Designing LLM-based Multi-Agent Systems for Software Engineering Tasks: Quality Attributes, Design Patterns and Rationale
Yangxiao Cai, Ruiyin Li, Peng Liang, Mojtaba Shahin, Zengyang Li
TL;DR
This paper addresses the lack of systematic design guidance for LLM-based multi-agent systems in software engineering. By analyzing 94 papers, it maps which SE tasks are tackled, which quality attributes are prioritized (notably Functional Suitability and Functional Correctness), which design patterns are most common (especially Role-Based Cooperation and Self-Reflection), and what rationales guide these designs (primarily improving code quality). The findings provide actionable implications for building robust, maintainable, and efficient MASs across the software development life cycle, including human-in-the-loop and end-to-end approaches. The work advances design knowledge in LLM-based MASs and offers a framework for evaluating and improving SE-focused agent collaboration.
Abstract
As the complexity of Software Engineering (SE) tasks continues to escalate, Multi-Agent Systems (MASs) have emerged as a focal point of research and practice due to their autonomy and scalability. Furthermore, through leveraging the reasoning and planning capabilities of Large Language Models (LLMs), the application of LLM-based MASs in the field of SE is garnering increasing attention.
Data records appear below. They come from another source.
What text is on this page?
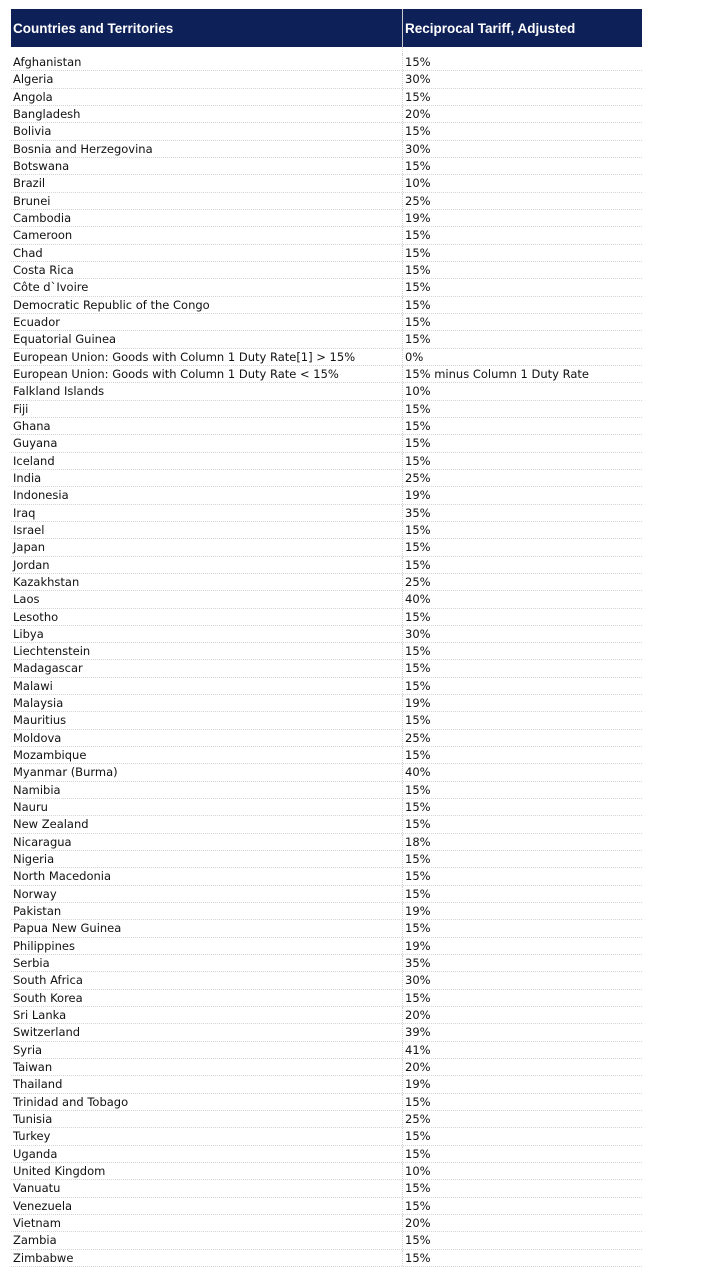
Countries and Territories	Reciprocal Tariff, Adjusted
Afghanistan	15%
Algeria	30%
Angola	15%
Bangladesh	20%
Bolivia	15%
Bosnia and Herzegovina	30%
Botswana	15%
Brazil	10%
Brunei	25%
Cambodia	19%
Cameroon	15%
Chad	15%
Costa Rica	15%
Côte d`Ivoire	15%
Democratic Republic of the Congo	15%
Ecuador	15%
Equatorial Guinea	15%
European Union: Goods with Column 1 Duty Rate[1] > 15%	0%
European Union: Goods with Column 1 Duty Rate < 15%	15% minus Column 1 Duty Rate
Falkland Islands	10%
Fiji	15%
Ghana	15%
Guyana	15%
Iceland	15%
India	25%
Indonesia	19%
Iraq	35%
Israel	15%
Japan	15%
Jordan	15%
Kazakhstan	25%
Laos	40%
Lesotho	15%
Libya	30%
Liechtenstein	15%
Madagascar	15%
Malawi	15%
Malaysia	19%
Mauritius	15%
Moldova	25%
Mozambique	15%
Myanmar (Burma)	40%
Namibia	15%
Nauru	15%
New Zealand	15%
Nicaragua	18%
Nigeria	15%
North Macedonia	15%
Norway	15%
Pakistan	19%
Papua New Guinea	15%
Philippines	19%
Serbia	35%
South Africa	30%
South Korea	15%
Sri Lanka	20%
Switzerland	39%
Syria	41%
Taiwan	20%
Thailand	19%
Trinidad and Tobago	15%
Tunisia	25%
Turkey	15%
Uganda	15%
United Kingdom	10%
Vanuatu	15%
Venezuela	15%
Vietnam	20%
Zambia	15%
Zimbabwe	15%
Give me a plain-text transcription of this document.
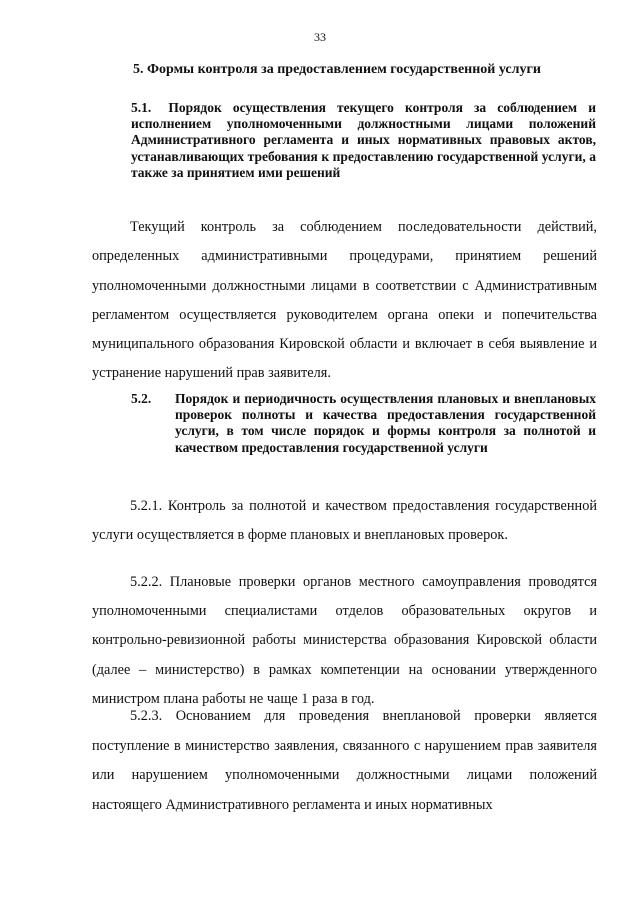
33
5. Формы контроля за предоставлением государственной услуги
5.1. Порядок осуществления текущего контроля за соблюдением и исполнением уполномоченными должностными лицами положений Административного регламента и иных нормативных правовых актов, устанавливающих требования к предоставлению государственной услуги, а также за принятием ими решений
Текущий контроль за соблюдением последовательности действий, определенных административными процедурами, принятием решений уполномоченными должностными лицами в соответствии с Административным регламентом осуществляется руководителем органа опеки и попечительства муниципального образования Кировской области и включает в себя выявление и устранение нарушений прав заявителя.
5.2. Порядок и периодичность осуществления плановых и внеплановых проверок полноты и качества предоставления государственной услуги, в том числе порядок и формы контроля за полнотой и качеством предоставления государственной услуги
5.2.1. Контроль за полнотой и качеством предоставления государственной услуги осуществляется в форме плановых и внеплановых проверок.
5.2.2. Плановые проверки органов местного самоуправления проводятся уполномоченными специалистами отделов образовательных округов и контрольно-ревизионной работы министерства образования Кировской области (далее – министерство) в рамках компетенции на основании утвержденного министром плана работы не чаще 1 раза в год.
5.2.3. Основанием для проведения внеплановой проверки является поступление в министерство заявления, связанного с нарушением прав заявителя или нарушением уполномоченными должностными лицами положений настоящего Административного регламента и иных нормативных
However, there is no dedicated study that systematically explores the design of LLM-based MASs, including the Quality Attributes (QAs) on which designers mainly focus, the design patterns used by designers, and the rationale guiding the design of LLM-based MASs for SE tasks. To this end, we conducted a study to identify the QAs that LLM-based MASs for SE tasks focus on, the design patterns used in the MASs, and the design rationale for the MASs. We collected 94 papers on LLM-based MASs for SE tasks as the source. Our study shows that: (1) Code Generation is the most common SE task solved by LLM-based MASs among ten identified SE tasks, (2) Functional Suitability is the QA on which designers of LLM-based MASs pay the most attention, (3) Role-Based Cooperation is the design pattern most frequently employed among 16 patterns used to construct LLM-based MASs, and (4) Improving the Quality of Generated Code is the most common rationale behind the design of LLM-based MASs. Based on the study results, we presented the implications for the design of LLM-based MASs to support SE tasks.